Era una questione molto più complicata di quanto potesse sembrare all'apparenza, perché la ragazza non aveva idea di chi mandare: Vevika ed Ǻke non comprendevano una parola di latino e sarebbero stati facile preda dei truffatori; avrebbe voluto mandare Ingegärd, ma non si fidava a farla viaggiare da sola in terra straniera. In quanto barbara avrebbe suscitato l'odio di gran parte della popolazione.
 "Mio padre non si abbasserebbe mai a simili mansioni, anzi, andrebbe su tutte le furie se provassi a chiederglielo! Chi potrebbe accompagnarla, dunque? Io? Non sarebbe decoroso e correremmo gravi rischi… Aurelio? Coglierebbe l'opportunità per scappare, lo so!"

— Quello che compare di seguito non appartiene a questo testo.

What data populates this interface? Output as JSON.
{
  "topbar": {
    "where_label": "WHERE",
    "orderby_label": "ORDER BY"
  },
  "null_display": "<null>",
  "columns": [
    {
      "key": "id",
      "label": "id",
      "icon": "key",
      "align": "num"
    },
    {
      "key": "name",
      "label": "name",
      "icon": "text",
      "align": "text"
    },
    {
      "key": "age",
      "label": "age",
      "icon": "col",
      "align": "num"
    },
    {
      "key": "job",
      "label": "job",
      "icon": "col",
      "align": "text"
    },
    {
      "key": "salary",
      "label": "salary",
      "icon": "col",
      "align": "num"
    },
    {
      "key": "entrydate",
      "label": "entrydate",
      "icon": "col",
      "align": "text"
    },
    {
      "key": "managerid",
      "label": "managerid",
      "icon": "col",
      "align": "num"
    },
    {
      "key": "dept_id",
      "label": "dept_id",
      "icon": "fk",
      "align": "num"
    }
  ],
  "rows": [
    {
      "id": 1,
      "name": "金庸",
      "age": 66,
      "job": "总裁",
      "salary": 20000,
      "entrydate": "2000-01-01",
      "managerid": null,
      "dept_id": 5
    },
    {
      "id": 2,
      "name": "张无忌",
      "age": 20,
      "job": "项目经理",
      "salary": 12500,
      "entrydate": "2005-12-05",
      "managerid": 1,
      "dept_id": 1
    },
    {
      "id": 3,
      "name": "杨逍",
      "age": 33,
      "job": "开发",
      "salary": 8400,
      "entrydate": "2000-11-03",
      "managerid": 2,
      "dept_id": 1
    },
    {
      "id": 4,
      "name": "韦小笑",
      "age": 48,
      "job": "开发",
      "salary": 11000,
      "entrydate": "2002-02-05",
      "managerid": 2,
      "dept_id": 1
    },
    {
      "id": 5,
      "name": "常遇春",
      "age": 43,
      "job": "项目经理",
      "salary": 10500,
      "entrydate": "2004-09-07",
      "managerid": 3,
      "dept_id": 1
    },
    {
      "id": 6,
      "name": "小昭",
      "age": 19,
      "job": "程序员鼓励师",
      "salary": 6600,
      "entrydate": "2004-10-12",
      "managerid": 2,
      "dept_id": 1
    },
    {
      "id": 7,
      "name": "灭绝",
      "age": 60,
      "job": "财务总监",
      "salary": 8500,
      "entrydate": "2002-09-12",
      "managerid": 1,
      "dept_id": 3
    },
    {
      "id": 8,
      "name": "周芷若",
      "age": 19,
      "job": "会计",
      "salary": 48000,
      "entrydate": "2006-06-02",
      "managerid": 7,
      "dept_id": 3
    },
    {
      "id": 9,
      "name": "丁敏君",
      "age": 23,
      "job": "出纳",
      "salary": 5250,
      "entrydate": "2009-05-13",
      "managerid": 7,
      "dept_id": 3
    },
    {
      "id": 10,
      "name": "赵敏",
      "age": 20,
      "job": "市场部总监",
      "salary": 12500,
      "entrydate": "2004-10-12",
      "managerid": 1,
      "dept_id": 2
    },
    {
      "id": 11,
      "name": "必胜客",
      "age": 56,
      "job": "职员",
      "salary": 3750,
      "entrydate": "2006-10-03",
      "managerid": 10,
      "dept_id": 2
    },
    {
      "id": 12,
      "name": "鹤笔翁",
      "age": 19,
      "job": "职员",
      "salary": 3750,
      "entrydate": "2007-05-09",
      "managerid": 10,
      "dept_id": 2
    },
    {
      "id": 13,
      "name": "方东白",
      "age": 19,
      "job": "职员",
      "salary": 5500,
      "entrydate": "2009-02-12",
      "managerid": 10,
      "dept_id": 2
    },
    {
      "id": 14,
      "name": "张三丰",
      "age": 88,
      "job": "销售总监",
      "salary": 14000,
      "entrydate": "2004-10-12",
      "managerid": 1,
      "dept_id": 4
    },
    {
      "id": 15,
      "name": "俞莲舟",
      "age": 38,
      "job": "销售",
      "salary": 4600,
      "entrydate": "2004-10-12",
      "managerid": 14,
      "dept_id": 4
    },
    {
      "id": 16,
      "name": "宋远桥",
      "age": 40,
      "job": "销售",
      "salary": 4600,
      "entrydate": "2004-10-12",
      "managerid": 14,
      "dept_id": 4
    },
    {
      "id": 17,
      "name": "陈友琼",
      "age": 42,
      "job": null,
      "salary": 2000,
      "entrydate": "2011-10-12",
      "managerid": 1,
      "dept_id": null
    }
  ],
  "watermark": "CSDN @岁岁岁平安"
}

Aveva osservato attentamente il suo nuovo schiavo, negli ultimi giorni, e se da un lato ne aveva apprezzato l'ingegno e la perizia, dall'altro aveva notato anche l'insofferenza verso la sua autorità.
"E' un bene che il padrone non lo veda mai!" aveva sentenziato Ingegärd, interpellata in materia "Altrimenti l'avrebbe già frustato senza pietà! E gli starebbe anche bene!"
Non era infrequente, infatti, che il ragazzo rispondesse in malo modo agli ordini, o si intestardisse a svolgere un compito alla propria maniera; Ronja l'aveva lasciato fare, perché le sue intuizioni si erano rivelate sempre buone, ma era preoccupata da quel manifesto desiderio di libertà e iniziava a pensare di aver commesso un errore.
Quando l'aveva salvato era convinta che sarebbe bastato quello per conquistarsi la sua fiducia, ma non era stato così, anzi, Aurelio sembrava covare un perenne odio per le persone che lo circondavano, lei compresa. Eppure era proprio la fiamma della sfida che gli brillava nello sguardo a farle desiderare la sua lealtà; aveva provato ad indagare sul suo passato per scoprire quale fosse la chiave per guadagnarsi il suo rispetto, ma il ragazzo era stato troppo vago.
"E' a quest'uomo che dovrei affidare la mia vita?" pensò la ragazza con un brivido, proprio mentre Aurelio si affacciava in cucina con un carico di legna da ardere. Vevika voltò il capo verso di lei, perplessa:
"Avete freddo, mia signora?"
Ronja scosse la testa, infastidita dall'occhiata che le lanciò Aurelio, troppo lunga e sfacciata per uno nella sua posizione.
La ragazza si alzò in piedi con la solita compostezza ed alzò il mento con fare sprezzante: il suo servo la superava in altezza, anche se di poco, e questo le incuteva sempre un po' di soggezione.
"Vai a preparare il mio cavallo, Aurelio!"
Lui inarcò la fronte, poggiando a terra i ciocchi di legname ed asciugandosi il sudore dalla fronte con un braccio:
"Intendete uscire per una cavalcata con questo tempo, mia signora?" borbottò, accennando al cielo grigio e all'aria gelida che si respirava quella mattina, primo annuncio dell'inverno ormai prossimo.
"No. Io e te, oggi, andremo al mercato."
 
Aurelio stava controllando i finimenti di Angus, meditando sul da farsi.
Era da solo nelle stalle e nulla gli avrebbe impedito di allentare la sella del cavallo di Ronja, facendo sì che la ragazza cadesse al momento più opportuno e lui potesse darsi alla fuga senza che nessuno riuscisse a riacciuffarlo.
Scosse la testa con un grugnito contrariato: nelle due settimane passate alla villa aveva avuto decine di pensieri di quel genere, ma non il coraggio di metterli in pratica.
"E' solo una ragazzina. Che razza di uomo sarei se facessi del male ad una donna innocente?"
Per qualche bizzarro motivo, Ronja si era intestardita a voler comprare proprio lui, uno schiavo riottoso ed incattivito, più simile ad una bestia che ad un uomo; le doveva la vita e, sebbene fosse ancora fermo nel proprio proposito di scappare, Aurelio sapeva in cuor suo che non avrebbe mai tentato la fuga mettendo in pericolo la propria padrona.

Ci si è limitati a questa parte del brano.